In all honesty, this year has been the worst of my life. There have been times when I truly wondered what my limit might be. Like, how much stress can I actually handle? How much crap can I endure?
I went to a memorial service for my dad that we had in Tucson in October. I spoke on the family's behalf. It was one of the harder things I've done. (That and helping my stepmom write my dad's obituary are two of those things I'll file under: stuff I never even considered having to do some day).
The whole experience of my dad's death had a surreality about it. I was calm and accepting of his passing because he had been suffering for a long time after having a stroke and I was relieved for it to be over for him. It wasn't like I wanted him to go, but to want him to stay here with us when every day was painful and filled with struggle would just be the height of selfishness on my part; on the family's part. And so we tried to let him go with grace.
A part of me, in the back of my mind somewhere kept thinking, "I'm an orphan now."
Thank god for my stepmom. She has been a rock. She's been a friend and she's allowed us all to be strong for her and in turn to depend on her in ways she never did when we were kids. Growing up, there were many times when I thought that if my dad died before her, I would sever ties with her. But now, after thirty years as a family, I treasure the relationship she and I have built.
Now, thankfully, things are beginning to look up. I have a new job at a cool company. I live in California again.
I've definitely learned who my friends are this year. Some of my friends dropped out of touch -- as though my bad year was contageous or something. As if without a job I am not worthy of their friendship. Whatever. I hope they never have a year like I have had and if they do, I hope the friends surrounding them are better to them than they have been to me. Mostly, I've shaken those fair weather friends off and moved on. Fuck 'em. I'm an even better friend now because of all I've been through -- and it's their loss all the way.

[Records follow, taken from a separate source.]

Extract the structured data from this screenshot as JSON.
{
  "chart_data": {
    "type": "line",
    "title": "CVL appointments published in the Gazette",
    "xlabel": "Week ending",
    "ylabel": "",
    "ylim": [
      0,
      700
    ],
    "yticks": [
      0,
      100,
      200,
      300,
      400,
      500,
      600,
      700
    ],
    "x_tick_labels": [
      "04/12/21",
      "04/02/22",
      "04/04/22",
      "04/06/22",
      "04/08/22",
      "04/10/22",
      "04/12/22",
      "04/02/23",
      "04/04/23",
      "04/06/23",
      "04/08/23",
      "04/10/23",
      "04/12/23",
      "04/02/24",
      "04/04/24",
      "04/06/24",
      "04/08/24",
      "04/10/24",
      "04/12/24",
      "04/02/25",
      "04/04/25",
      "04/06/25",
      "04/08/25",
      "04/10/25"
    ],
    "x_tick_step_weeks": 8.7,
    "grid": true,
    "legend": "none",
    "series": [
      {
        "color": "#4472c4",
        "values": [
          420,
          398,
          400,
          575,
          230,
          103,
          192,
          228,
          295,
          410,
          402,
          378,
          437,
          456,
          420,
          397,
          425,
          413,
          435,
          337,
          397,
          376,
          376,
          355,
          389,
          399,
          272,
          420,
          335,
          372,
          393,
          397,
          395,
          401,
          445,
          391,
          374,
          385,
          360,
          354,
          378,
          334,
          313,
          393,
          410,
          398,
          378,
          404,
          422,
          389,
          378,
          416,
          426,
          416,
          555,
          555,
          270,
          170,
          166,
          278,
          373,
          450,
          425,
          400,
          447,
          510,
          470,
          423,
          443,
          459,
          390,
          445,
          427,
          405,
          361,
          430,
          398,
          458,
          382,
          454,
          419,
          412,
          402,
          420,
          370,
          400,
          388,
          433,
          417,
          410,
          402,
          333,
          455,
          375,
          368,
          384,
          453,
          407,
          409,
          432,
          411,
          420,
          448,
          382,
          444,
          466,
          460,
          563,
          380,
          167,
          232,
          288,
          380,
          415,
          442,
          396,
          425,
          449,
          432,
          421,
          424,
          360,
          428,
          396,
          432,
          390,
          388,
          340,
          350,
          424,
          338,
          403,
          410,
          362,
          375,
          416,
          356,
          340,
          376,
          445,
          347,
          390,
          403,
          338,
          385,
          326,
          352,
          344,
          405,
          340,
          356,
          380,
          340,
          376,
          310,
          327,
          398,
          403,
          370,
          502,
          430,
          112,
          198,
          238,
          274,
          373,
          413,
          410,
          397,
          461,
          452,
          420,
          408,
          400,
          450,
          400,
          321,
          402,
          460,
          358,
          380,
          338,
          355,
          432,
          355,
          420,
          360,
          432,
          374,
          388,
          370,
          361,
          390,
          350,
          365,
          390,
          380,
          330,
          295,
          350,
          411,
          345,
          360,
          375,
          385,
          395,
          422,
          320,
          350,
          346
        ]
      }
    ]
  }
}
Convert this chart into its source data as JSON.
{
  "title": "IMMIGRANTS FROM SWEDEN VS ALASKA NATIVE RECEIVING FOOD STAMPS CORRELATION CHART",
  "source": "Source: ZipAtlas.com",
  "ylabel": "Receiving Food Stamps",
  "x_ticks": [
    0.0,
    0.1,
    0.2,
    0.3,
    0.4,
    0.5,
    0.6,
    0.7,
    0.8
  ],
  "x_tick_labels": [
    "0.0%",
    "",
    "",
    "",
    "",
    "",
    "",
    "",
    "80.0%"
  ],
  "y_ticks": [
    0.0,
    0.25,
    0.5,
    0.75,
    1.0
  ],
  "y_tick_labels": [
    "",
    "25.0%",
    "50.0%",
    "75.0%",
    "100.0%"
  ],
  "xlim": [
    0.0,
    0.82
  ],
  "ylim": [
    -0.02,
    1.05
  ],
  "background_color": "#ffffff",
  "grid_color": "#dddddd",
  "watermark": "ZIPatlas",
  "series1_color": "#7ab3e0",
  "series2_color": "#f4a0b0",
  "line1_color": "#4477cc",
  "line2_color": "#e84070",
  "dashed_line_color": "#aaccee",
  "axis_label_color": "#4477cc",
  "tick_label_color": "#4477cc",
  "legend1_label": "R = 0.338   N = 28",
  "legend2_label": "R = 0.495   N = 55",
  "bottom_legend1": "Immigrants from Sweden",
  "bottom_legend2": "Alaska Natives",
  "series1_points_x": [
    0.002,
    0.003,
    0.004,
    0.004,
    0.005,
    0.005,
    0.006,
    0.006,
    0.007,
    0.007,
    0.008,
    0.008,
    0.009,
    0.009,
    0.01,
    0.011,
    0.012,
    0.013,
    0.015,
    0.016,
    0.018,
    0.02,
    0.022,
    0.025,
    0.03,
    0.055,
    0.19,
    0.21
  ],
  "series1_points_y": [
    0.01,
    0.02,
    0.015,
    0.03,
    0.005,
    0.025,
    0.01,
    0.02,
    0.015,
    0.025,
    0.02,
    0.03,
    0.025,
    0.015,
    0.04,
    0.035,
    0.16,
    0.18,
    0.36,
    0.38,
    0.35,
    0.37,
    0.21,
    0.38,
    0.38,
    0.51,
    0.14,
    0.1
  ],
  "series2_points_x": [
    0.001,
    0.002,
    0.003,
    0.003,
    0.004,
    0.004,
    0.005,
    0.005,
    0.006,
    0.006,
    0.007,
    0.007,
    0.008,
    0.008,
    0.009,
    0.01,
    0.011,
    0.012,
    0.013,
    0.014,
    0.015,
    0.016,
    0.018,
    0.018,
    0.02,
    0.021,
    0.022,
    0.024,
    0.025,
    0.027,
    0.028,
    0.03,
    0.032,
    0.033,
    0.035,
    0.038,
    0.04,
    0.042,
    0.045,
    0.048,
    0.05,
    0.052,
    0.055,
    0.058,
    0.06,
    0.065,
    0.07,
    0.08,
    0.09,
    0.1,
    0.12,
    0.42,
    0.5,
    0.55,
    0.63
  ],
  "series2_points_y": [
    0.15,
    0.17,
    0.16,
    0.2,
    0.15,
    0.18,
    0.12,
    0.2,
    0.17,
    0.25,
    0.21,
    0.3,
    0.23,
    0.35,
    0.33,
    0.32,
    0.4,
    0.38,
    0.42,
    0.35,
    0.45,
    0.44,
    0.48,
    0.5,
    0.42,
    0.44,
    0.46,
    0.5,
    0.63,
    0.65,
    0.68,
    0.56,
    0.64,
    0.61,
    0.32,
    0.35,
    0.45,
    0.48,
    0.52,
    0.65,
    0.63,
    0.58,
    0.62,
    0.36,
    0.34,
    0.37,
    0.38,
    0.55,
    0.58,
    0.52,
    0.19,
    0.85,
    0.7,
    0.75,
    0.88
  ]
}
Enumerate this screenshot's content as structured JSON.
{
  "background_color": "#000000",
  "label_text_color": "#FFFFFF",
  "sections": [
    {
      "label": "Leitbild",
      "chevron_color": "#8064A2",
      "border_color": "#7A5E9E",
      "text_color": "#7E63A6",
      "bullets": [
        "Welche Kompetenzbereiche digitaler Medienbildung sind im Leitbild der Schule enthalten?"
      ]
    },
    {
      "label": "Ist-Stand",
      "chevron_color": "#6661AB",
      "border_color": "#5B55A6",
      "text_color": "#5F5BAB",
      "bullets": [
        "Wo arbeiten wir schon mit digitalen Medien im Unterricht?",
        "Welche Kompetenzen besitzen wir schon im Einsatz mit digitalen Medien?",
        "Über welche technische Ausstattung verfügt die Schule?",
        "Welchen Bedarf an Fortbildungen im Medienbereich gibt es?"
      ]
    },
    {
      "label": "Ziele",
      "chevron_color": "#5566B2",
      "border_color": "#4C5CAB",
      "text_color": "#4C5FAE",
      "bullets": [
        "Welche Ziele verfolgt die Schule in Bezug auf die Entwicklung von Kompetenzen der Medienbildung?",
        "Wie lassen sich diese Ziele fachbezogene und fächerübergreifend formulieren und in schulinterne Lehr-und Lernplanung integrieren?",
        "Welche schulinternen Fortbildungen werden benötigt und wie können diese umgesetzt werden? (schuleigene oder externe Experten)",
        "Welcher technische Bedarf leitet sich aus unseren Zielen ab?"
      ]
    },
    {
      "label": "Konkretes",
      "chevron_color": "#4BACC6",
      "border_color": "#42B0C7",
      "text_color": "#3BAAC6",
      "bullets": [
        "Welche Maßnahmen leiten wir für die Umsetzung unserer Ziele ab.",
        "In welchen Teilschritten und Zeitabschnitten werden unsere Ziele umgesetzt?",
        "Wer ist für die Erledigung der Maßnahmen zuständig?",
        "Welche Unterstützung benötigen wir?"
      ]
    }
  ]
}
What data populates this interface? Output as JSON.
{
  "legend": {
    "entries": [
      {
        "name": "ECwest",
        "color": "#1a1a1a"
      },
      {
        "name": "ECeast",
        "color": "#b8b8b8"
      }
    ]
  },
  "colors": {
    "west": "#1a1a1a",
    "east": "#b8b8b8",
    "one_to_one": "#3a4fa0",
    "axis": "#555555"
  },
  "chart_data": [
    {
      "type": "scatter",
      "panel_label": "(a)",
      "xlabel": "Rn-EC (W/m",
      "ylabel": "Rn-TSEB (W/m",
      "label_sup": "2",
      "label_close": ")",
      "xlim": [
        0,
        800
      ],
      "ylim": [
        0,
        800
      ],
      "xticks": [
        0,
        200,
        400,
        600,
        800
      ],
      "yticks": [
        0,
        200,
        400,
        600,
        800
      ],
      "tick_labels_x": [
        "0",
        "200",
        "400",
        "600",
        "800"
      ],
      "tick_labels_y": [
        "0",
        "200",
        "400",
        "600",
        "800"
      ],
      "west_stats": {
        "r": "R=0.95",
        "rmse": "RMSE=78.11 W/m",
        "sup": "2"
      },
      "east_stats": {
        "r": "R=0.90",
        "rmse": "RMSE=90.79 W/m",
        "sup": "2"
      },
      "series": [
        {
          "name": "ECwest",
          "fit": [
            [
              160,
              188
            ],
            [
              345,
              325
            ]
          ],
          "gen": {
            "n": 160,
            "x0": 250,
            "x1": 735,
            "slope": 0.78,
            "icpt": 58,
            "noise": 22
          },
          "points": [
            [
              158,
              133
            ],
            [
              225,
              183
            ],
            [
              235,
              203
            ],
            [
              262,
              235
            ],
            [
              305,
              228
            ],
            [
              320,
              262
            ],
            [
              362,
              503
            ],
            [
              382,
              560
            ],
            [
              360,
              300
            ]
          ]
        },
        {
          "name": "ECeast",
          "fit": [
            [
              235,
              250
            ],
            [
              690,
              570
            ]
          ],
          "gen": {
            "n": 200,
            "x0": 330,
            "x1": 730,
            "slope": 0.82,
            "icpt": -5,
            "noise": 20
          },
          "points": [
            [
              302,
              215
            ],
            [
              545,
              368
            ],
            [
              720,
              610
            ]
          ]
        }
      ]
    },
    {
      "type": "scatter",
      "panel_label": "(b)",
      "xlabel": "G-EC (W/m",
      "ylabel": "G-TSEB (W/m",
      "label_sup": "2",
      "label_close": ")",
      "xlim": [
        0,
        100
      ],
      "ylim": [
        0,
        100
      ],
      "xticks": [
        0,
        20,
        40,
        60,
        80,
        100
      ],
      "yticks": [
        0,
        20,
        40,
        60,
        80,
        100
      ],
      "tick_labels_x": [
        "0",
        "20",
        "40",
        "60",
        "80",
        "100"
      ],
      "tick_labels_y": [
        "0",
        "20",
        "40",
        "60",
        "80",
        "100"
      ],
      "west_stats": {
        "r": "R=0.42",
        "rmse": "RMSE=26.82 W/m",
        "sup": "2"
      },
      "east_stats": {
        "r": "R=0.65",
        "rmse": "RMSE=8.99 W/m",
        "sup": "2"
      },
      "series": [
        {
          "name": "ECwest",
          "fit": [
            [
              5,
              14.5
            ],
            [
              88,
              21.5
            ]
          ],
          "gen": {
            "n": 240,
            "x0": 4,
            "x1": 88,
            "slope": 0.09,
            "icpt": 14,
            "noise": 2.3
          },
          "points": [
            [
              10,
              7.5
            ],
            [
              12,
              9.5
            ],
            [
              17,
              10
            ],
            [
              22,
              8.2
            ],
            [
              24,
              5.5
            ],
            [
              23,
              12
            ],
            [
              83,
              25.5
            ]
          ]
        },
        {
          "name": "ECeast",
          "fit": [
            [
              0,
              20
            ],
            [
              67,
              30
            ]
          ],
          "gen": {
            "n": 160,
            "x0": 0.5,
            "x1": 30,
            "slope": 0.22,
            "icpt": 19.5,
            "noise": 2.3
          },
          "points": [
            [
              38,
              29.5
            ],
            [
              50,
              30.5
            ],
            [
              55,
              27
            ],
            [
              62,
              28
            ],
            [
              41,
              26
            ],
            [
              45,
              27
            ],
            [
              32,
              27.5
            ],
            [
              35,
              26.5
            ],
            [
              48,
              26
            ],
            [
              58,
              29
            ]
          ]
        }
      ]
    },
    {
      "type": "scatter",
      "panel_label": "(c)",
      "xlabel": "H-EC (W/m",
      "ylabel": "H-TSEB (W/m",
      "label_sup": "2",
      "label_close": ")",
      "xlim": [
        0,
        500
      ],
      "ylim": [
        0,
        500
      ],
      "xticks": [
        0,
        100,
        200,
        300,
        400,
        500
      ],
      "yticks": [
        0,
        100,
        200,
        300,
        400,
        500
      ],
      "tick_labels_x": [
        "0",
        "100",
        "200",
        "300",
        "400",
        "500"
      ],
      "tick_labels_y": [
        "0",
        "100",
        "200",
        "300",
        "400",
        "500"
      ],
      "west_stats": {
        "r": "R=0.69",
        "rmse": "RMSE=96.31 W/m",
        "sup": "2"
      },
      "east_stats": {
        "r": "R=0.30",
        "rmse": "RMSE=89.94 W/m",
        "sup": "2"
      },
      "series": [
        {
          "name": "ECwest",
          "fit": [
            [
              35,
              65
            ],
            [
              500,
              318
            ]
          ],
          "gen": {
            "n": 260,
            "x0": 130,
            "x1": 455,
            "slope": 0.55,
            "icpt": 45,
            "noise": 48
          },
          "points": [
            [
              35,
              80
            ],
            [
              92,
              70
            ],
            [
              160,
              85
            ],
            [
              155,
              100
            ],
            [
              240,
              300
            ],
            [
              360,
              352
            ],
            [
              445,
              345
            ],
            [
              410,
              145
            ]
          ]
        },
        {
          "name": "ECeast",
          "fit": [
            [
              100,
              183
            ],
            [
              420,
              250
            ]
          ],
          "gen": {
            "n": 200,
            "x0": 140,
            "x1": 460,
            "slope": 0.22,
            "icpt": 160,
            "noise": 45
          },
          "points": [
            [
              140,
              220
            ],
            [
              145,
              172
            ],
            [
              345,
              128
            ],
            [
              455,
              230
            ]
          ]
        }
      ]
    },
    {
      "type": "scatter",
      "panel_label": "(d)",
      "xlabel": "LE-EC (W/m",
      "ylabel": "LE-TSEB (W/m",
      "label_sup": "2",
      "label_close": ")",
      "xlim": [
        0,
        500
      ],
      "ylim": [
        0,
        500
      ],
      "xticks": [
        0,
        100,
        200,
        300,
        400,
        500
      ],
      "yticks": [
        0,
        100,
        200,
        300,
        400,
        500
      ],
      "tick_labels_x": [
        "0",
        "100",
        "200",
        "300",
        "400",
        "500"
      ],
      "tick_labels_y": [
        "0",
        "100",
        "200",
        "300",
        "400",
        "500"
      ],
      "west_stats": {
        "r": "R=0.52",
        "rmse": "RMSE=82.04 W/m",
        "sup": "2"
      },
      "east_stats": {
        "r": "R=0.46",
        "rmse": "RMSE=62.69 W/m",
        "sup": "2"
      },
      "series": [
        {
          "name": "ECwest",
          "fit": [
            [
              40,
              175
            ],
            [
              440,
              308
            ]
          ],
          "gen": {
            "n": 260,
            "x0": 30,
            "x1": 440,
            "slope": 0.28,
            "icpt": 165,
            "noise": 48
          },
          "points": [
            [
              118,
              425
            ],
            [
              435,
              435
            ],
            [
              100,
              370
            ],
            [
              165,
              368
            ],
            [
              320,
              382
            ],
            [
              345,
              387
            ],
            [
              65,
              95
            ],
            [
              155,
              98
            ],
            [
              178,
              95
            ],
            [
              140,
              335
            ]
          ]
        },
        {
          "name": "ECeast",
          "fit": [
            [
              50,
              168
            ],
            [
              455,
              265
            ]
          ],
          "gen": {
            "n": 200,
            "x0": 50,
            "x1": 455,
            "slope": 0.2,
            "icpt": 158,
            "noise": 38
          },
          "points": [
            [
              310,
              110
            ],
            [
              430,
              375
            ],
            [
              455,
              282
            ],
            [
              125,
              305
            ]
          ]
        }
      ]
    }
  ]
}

New beginnings are exciting and I'm not looking back.
I've learned a lot about myself. About how much stronger I am than I ever suspected.
So here I am in California. In the City by the Bay.
And it's Christmas time and I have a glad heart. I'm filled with gratitude and good feelings.
Looking forward to a new year and hoping to god that it will only get better.
Really. It can only get better, right?